Extending gains to a third straight session, the pan-European STOXX 600 rose 0.3%.
Euro zone businesses expanded activity at the fastest rate in 15 years in June as the easing of more coronavirus restrictions powered the bloc’s dominant service industry, PMIs showed.
The surge came at the cost of mounting inflationary pressures.
But “(as) higher prices still seem to reflect temporary shortages, there is good reason to expect headline inflation to drop back sharply in 2022 as base effects are reversed and shortages ease,” said Jessica Hinds, a Europe economist at Capital Economics.
Banks, material stocks and travel shares led gains on the day. Trading volumes, however, were subdued with U.S. markets closed for an extended 4th of July weekend.
In London, the blue-chips index hit over two-week highs, with eyes on British Prime Minister Boris Johnson was due on Monday to set out plans to end social and economic COVID-19 restrictions in England.
British mid-caps, meanwhile, posted their best day in two months, up 1.2%.
Morrisons jumped to a near eight-year high after U.S. private equity company Apollo Global Management became the third suitor for the British supermarket group, saying it was considering a possible offer.
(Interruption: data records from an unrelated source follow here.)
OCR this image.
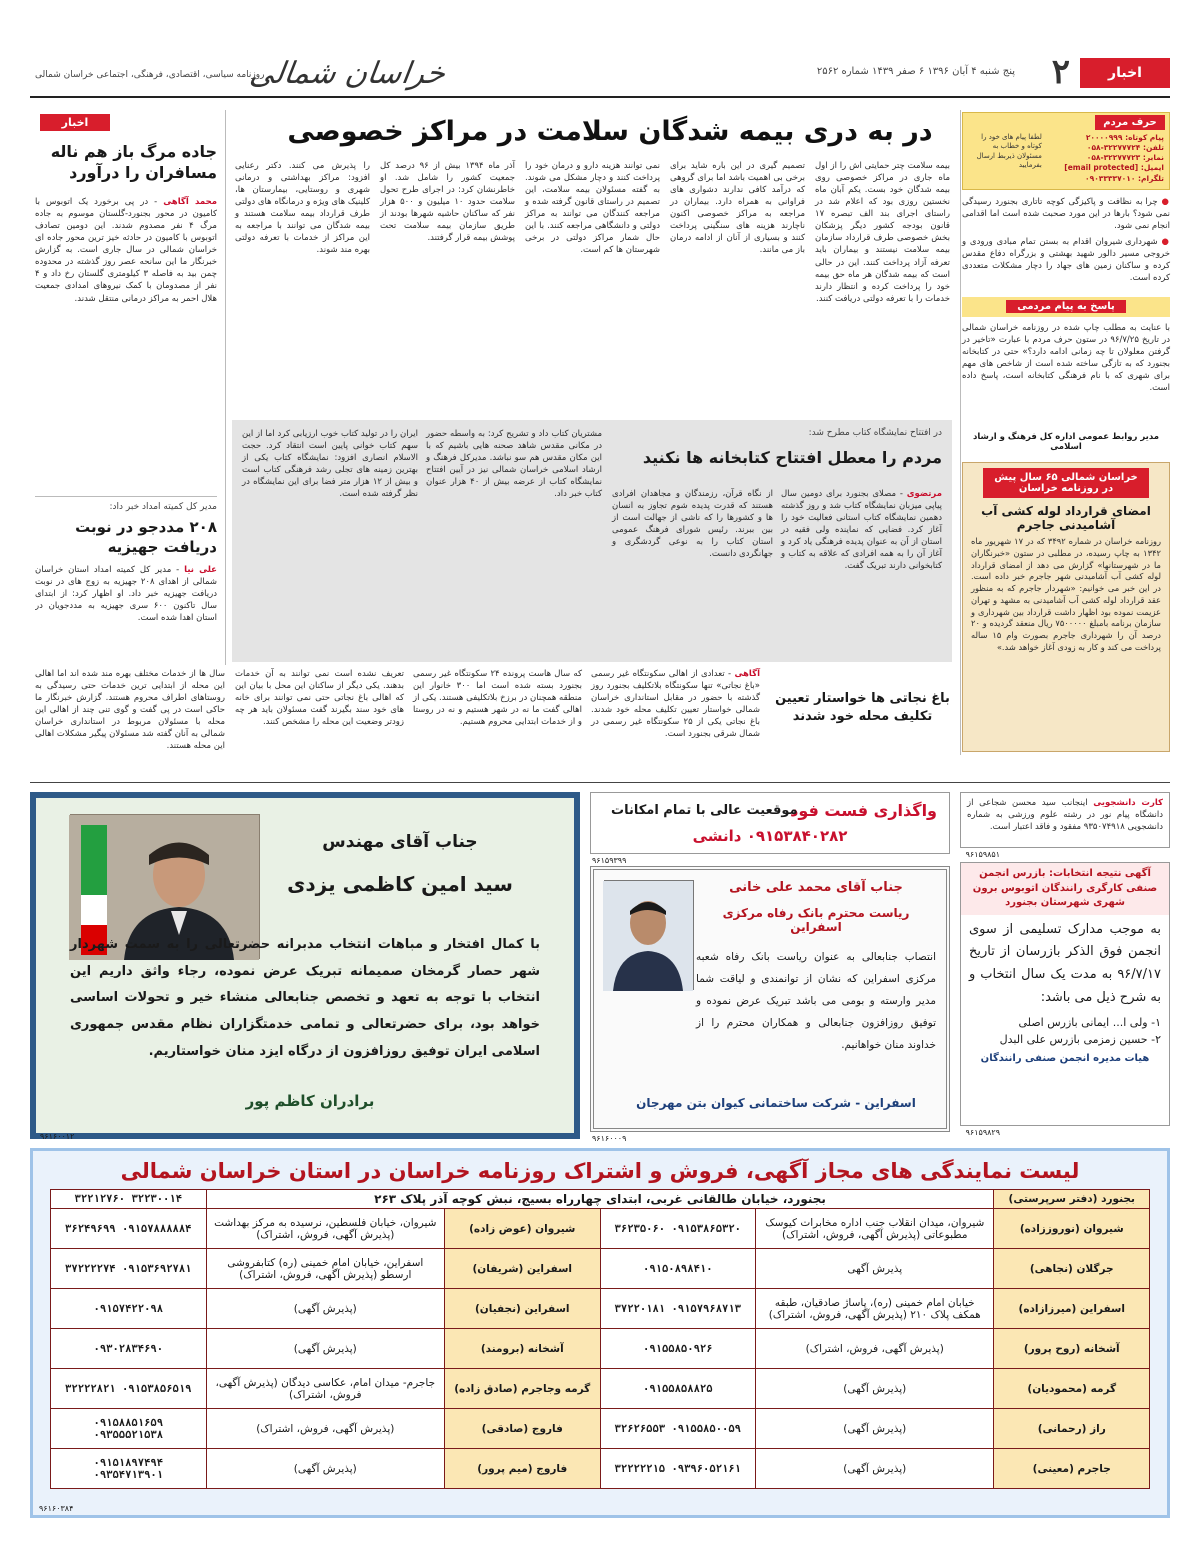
اخبار
۲
پنج شنبه ۴ آبان ۱۳۹۶ ۶ صفر ۱۴۳۹ شماره ۲۵۶۲
خراسان شمالی
روزنامه سیاسی، اقتصادی، فرهنگی، اجتماعی خراسان شمالی
حرف مردم
پیام کوتاه: ۲۰۰۰۰۹۹۹
تلفن: ۳۲۲۷۷۷۲۴-۰۵۸
نمابر: ۳۲۲۷۷۷۲۳-۰۵۸
ایمیل: [email protected]
تلگرام: ۰۹۰۳۳۳۳۷۰۱۰
لطفا پیام های خود را کوتاه و خطاب به مسئولان ذیربط ارسال بفرمایید
● چرا به نظافت و پاکیزگی کوچه تاتاری بجنورد رسیدگی نمی شود؟ بارها در این مورد صحبت شده است اما اقدامی انجام نمی شود.
● شهرداری شیروان اقدام به بستن تمام مبادی ورودی و خروجی مسیر دالور شهید بهشتی و بزرگراه دفاع مقدس کرده و ساکنان زمین های جهاد را دچار مشکلات متعددی کرده است.
پاسخ به پیام مردمی
با عنایت به مطلب چاپ شده در روزنامه خراسان شمالی در تاریخ ۹۶/۷/۲۵ در ستون حرف مردم با عبارت «تاخیر در گرفتن معلولان تا چه زمانی ادامه دارد؟» حتی در کتابخانه بجنورد که به تازگی ساخته شده است از شاخص های مهم برای شهری که با نام فرهنگی کتابخانه است، پاسخ داده است.
مدیر روابط عمومی اداره کل فرهنگ و ارشاد اسلامی
خراسان شمالی ۶۵ سال پیش در روزنامه خراسان
امضای قرارداد لوله کشی آب آشامیدنی جاجرم
روزنامه خراسان در شماره ۳۴۹۲ که در ۱۷ شهریور ماه ۱۳۴۲ به چاپ رسیده، در مطلبی در ستون «خبرنگاران ما در شهرستانها» گزارش می دهد از امضای قرارداد لوله کشی آب آشامیدنی شهر جاجرم خبر داده است. در این خبر می خوانیم: «شهردار جاجرم که به منظور عقد قرارداد لوله کشی آب آشامیدنی به مشهد و تهران عزیمت نموده بود اظهار داشت قرارداد بین شهرداری و سازمان برنامه بامبلغ ۷۵۰۰۰۰۰ ریال منعقد گردیده و ۲۰ درصد آن را شهرداری جاجرم بصورت وام ۱۵ ساله پرداخت می کند و کار به زودی آغاز خواهد شد.»
در به دری بیمه شدگان سلامت در مراکز خصوصی
بیمه سلامت چتر حمایتی اش را از اول ماه جاری در مراکز خصوصی روی بیمه شدگان خود بست. یکم آبان ماه نخستین روزی بود که اعلام شد در راستای اجرای بند الف تبصره ۱۷ قانون بودجه کشور دیگر پزشکان بخش خصوصی طرف قرارداد سازمان بیمه سلامت نیستند و بیماران باید تعرفه آزاد پرداخت کنند. این در حالی است که بیمه شدگان هر ماه حق بیمه خود را پرداخت کرده و انتظار دارند خدمات را با تعرفه دولتی دریافت کنند.
تصمیم گیری در این باره شاید برای برخی بی اهمیت باشد اما برای گروهی که درآمد کافی ندارند دشواری های فراوانی به همراه دارد. بیماران در مراجعه به مراکز خصوصی اکنون ناچارند هزینه های سنگینی پرداخت کنند و بسیاری از آنان از ادامه درمان باز می مانند.
نمی توانند هزینه دارو و درمان خود را پرداخت کنند و دچار مشکل می شوند. به گفته مسئولان بیمه سلامت، این تصمیم در راستای قانون گرفته شده و مراجعه کنندگان می توانند به مراکز دولتی و دانشگاهی مراجعه کنند. با این حال شمار مراکز دولتی در برخی شهرستان ها کم است.
آذر ماه ۱۳۹۴ بیش از ۹۶ درصد کل جمعیت کشور را شامل شد. او خاطرنشان کرد: در اجرای طرح تحول سلامت حدود ۱۰ میلیون و ۵۰۰ هزار نفر که ساکنان حاشیه شهرها بودند از طریق سازمان بیمه سلامت تحت پوشش بیمه قرار گرفتند.
را پذیرش می کنند. دکتر رعنایی افزود: مراکز بهداشتی و درمانی شهری و روستایی، بیمارستان ها، کلینیک های ویژه و درمانگاه های دولتی طرف قرارداد بیمه سلامت هستند و بیمه شدگان می توانند با مراجعه به این مراکز از خدمات با تعرفه دولتی بهره مند شوند.
در افتتاح نمایشگاه کتاب مطرح شد:
مردم را معطل افتتاح کتابخانه ها نکنید
مرتضوی - مصلای بجنورد برای دومین سال پیاپی میزبان نمایشگاه کتاب شد و روز گذشته دهمین نمایشگاه کتاب استانی فعالیت خود را آغاز کرد. فضایی که نماینده ولی فقیه در استان از آن به عنوان پدیده فرهنگی یاد کرد و آغاز آن را به همه افرادی که علاقه به کتاب و کتابخوانی دارند تبریک گفت.
از نگاه قرآن، رزمندگان و مجاهدان افرادی هستند که قدرت پدیده شوم تجاوز به انسان ها و کشورها را که ناشی از جهالت است از بین ببرند. رئیس شورای فرهنگ عمومی استان کتاب را به نوعی گردشگری و جهانگردی دانست.
مشتریان کتاب داد و تشریح کرد: به واسطه حضور در مکانی مقدس شاهد صحنه هایی باشیم که با این مکان مقدس هم سو نباشد. مدیرکل فرهنگ و ارشاد اسلامی خراسان شمالی نیز در آیین افتتاح نمایشگاه کتاب از عرضه بیش از ۴۰ هزار عنوان کتاب خبر داد.
ایران را در تولید کتاب خوب ارزیابی کرد اما از این سهم کتاب خوانی پایین است انتقاد کرد. حجت الاسلام انصاری افزود: نمایشگاه کتاب یکی از بهترین زمینه های تجلی رشد فرهنگی کتاب است و بیش از ۱۲ هزار متر فضا برای این نمایشگاه در نظر گرفته شده است.
باغ نجاتی ها خواستار تعیین تکلیف محله خود شدند
آگاهی - تعدادی از اهالی سکونتگاه غیر رسمی «باغ نجاتی» تنها سکونتگاه بلاتکلیف بجنورد روز گذشته با حضور در مقابل استانداری خراسان شمالی خواستار تعیین تکلیف محله خود شدند. باغ نجاتی یکی از ۲۵ سکونتگاه غیر رسمی در شمال شرقی بجنورد است.
که سال هاست پرونده ۲۴ سکونتگاه غیر رسمی بجنورد بسته شده است اما ۳۰۰ خانوار این منطقه همچنان در برزخ بلاتکلیفی هستند. یکی از اهالی گفت ما نه در شهر هستیم و نه در روستا و از خدمات ابتدایی محروم هستیم.
تعریف نشده است نمی توانند به آن خدمات بدهند. یکی دیگر از ساکنان این محل با بیان این که اهالی باغ نجاتی حتی نمی توانند برای خانه های خود سند بگیرند گفت مسئولان باید هر چه زودتر وضعیت این محله را مشخص کنند.
اخبار
جاده مرگ باز هم ناله مسافران را درآورد
محمد آگاهی - در پی برخورد یک اتوبوس با کامیون در محور بجنورد-گلستان موسوم به جاده مرگ ۴ نفر مصدوم شدند. این دومین تصادف اتوبوس با کامیون در حادثه خیز ترین محور جاده ای خراسان شمالی در سال جاری است. به گزارش خبرنگار ما این سانحه عصر روز گذشته در محدوده چمن بید به فاصله ۳ کیلومتری گلستان رخ داد و ۴ نفر از مصدومان با کمک نیروهای امدادی جمعیت هلال احمر به مراکز درمانی منتقل شدند.
مدیر کل کمیته امداد خبر داد:
۲۰۸ مددجو در نوبت دریافت جهیزیه
علی نیا - مدیر کل کمیته امداد استان خراسان شمالی از اهدای ۲۰۸ جهیزیه به زوج های در نوبت دریافت جهیزیه خبر داد. او اظهار کرد: از ابتدای سال تاکنون ۶۰۰ سری جهیزیه به مددجویان در استان اهدا شده است.
سال ها از خدمات مختلف بهره مند شده اند اما اهالی این محله از ابتدایی ترین خدمات حتی رسیدگی به روستاهای اطراف محروم هستند. گزارش خبرنگار ما حاکی است در پی گفت و گوی تنی چند از اهالی این محله با مسئولان مربوط در استانداری خراسان شمالی به آنان گفته شد مسئولان پیگیر مشکلات اهالی این محله هستند.
جناب آقای مهندس
سید امین کاظمی یزدی
با کمال افتخار و مباهات انتخاب مدبرانه حضرتعالی را به سمت شهردار شهر حصار گرمخان صمیمانه تبریک عرض نموده، رجاء واثق داریم این انتخاب با توجه به تعهد و تخصص جنابعالی منشاء خیر و تحولات اساسی خواهد بود، برای حضرتعالی و تمامی خدمتگزاران نظام مقدس جمهوری اسلامی ایران توفیق روزافزون از درگاه ایزد منان خواستاریم.
برادران کاظم پور
۹۶۱۶۰۰۱۲
واگذاری فست فود
موقعیت عالی با تمام امکانات
۰۹۱۵۳۸۴۰۲۸۲ دانشی
۹۶۱۵۹۳۹۹
جناب آقای محمد علی خانی
ریاست محترم بانک رفاه مرکزی اسفراین
انتصاب جنابعالی به عنوان ریاست بانک رفاه شعبه مرکزی اسفراین که نشان از توانمندی و لیاقت شما مدیر وارسته و بومی می باشد تبریک عرض نموده و توفیق روزافزون جنابعالی و همکاران محترم را از خداوند منان خواهانیم.
اسفراین - شرکت ساختمانی کیوان بتن مهرجان
۹۶۱۶۰۰۰۹
کارت دانشجویی اینجانب سید محسن شجاعی از دانشگاه پیام نور در رشته علوم ورزشی به شماره دانشجویی ۹۳۵۰۷۴۹۱۸ مفقود و فاقد اعتبار است.
۹۶۱۵۹۸۵۱
آگهی نتیجه انتخابات: بازرس انجمن صنفی کارگری رانندگان اتوبوس برون شهری شهرستان بجنورد
به موجب مدارک تسلیمی از سوی انجمن فوق الذکر بازرسان از تاریخ ۹۶/۷/۱۷ به مدت یک سال انتخاب و به شرح ذیل می باشد:
۱- ولی ا... ایمانی بازرس اصلی
۲- حسین زمزمی بازرس علی البدل
هیات مدیره انجمن صنفی رانندگان
۹۶۱۵۹۸۲۹
لیست نمایندگی های مجاز آگهی، فروش و اشتراک روزنامه خراسان در استان خراسان شمالی
بجنورد (دفتر سرپرستی)	بجنورد، خیابان طالقانی غربی، ابتدای چهارراه بسیج، نبش کوچه آذر پلاک ۲۶۳				۳۲۲۳۰۰۱۴ ۳۲۲۱۲۷۶۰
شیروان (نوروززاده)	شیروان، میدان انقلاب جنب اداره مخابرات کیوسک مطبوعاتی (پذیرش آگهی، فروش، اشتراک)	۰۹۱۵۳۸۶۵۳۲۰ ۳۶۲۳۵۰۶۰	شیروان (عوض زاده)	شیروان، خیابان فلسطین، نرسیده به مرکز بهداشت (پذیرش آگهی، فروش، اشتراک)	۰۹۱۵۷۸۸۸۸۸۴ ۳۶۲۴۹۶۹۹
جرگلان (نجاهی)	پذیرش آگهی	۰۹۱۵۰۸۹۸۴۱۰	اسفراین (شریفان)	اسفراین، خیابان امام خمینی (ره) کتابفروشی ارسطو (پذیرش آگهی، فروش، اشتراک)	۰۹۱۵۳۶۹۲۷۸۱ ۳۷۲۲۲۲۷۴
اسفراین (میرزازاده)	خیابان امام خمینی (ره)، پاساژ صادقیان، طبقه همکف پلاک ۲۱۰ (پذیرش آگهی، فروش، اشتراک)	۰۹۱۵۷۹۶۸۷۱۳ ۳۷۲۲۰۱۸۱	اسفراین (نجفیان)	(پذیرش آگهی)	۰۹۱۵۷۴۲۲۰۹۸
آشخانه (روح پرور)	(پذیرش آگهی، فروش، اشتراک)	۰۹۱۵۵۸۵۰۹۲۶	آشخانه (برومند)	(پذیرش آگهی)	۰۹۳۰۲۸۳۴۶۹۰
گرمه (محمودیان)	(پذیرش آگهی)	۰۹۱۵۵۸۵۸۸۲۵	گرمه وجاجرم (صادق زاده)	جاجرم- میدان امام، عکاسی دیدگان (پذیرش آگهی، فروش، اشتراک)	۰۹۱۵۳۸۵۶۵۱۹ ۳۲۲۲۲۸۲۱
راز (رحمانی)	(پذیرش آگهی)	۰۹۱۵۵۸۵۰۰۵۹ ۳۲۶۲۶۵۵۳	فاروج (صادقی)	(پذیرش آگهی، فروش، اشتراک)	۰۹۱۵۸۸۵۱۶۵۹ ۰۹۳۵۵۵۲۱۵۳۸
جاجرم (معینی)	(پذیرش آگهی)	۰۹۳۹۶۰۵۲۱۶۱ ۳۲۲۲۲۲۱۵	فاروج (میم پرور)	(پذیرش آگهی)	۰۹۱۵۱۸۹۷۴۹۴ ۰۹۳۵۴۷۱۳۹۰۱
۹۶۱۶۰۳۸۴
Morrisons on Saturday agreed to a 6.3 billion pound ($8.7 billion) takeover with another group.
“Perhaps interested parties only made their move once they could see that UK assets were becoming more attractive to overseas investors,” said Russ Mould, investment director at AJ Bell.
The broader STOXX 600 benchmark has struggled to reclaim an all-time high hit in mid-June as the jump in virus cases raised the spectre of new travel restrictions, while a recent spike in inflation has sparked fears of a quick tapering in monetary stimulus despite assurances to the contrary from the ECB.
After the central bank kept its policy unchanged last month, ECB President Christine Lagarde said on Friday the euro zone economy was beginning to rebound from the pandemic-induced slump, but the recovery remained fragile.
France’s Health Minister Olivier Veran warned the country could be heading for a fourth wave of the pandemic due to the Delta variant. French shares lost ahlf a percent before ending the day up 0.2%.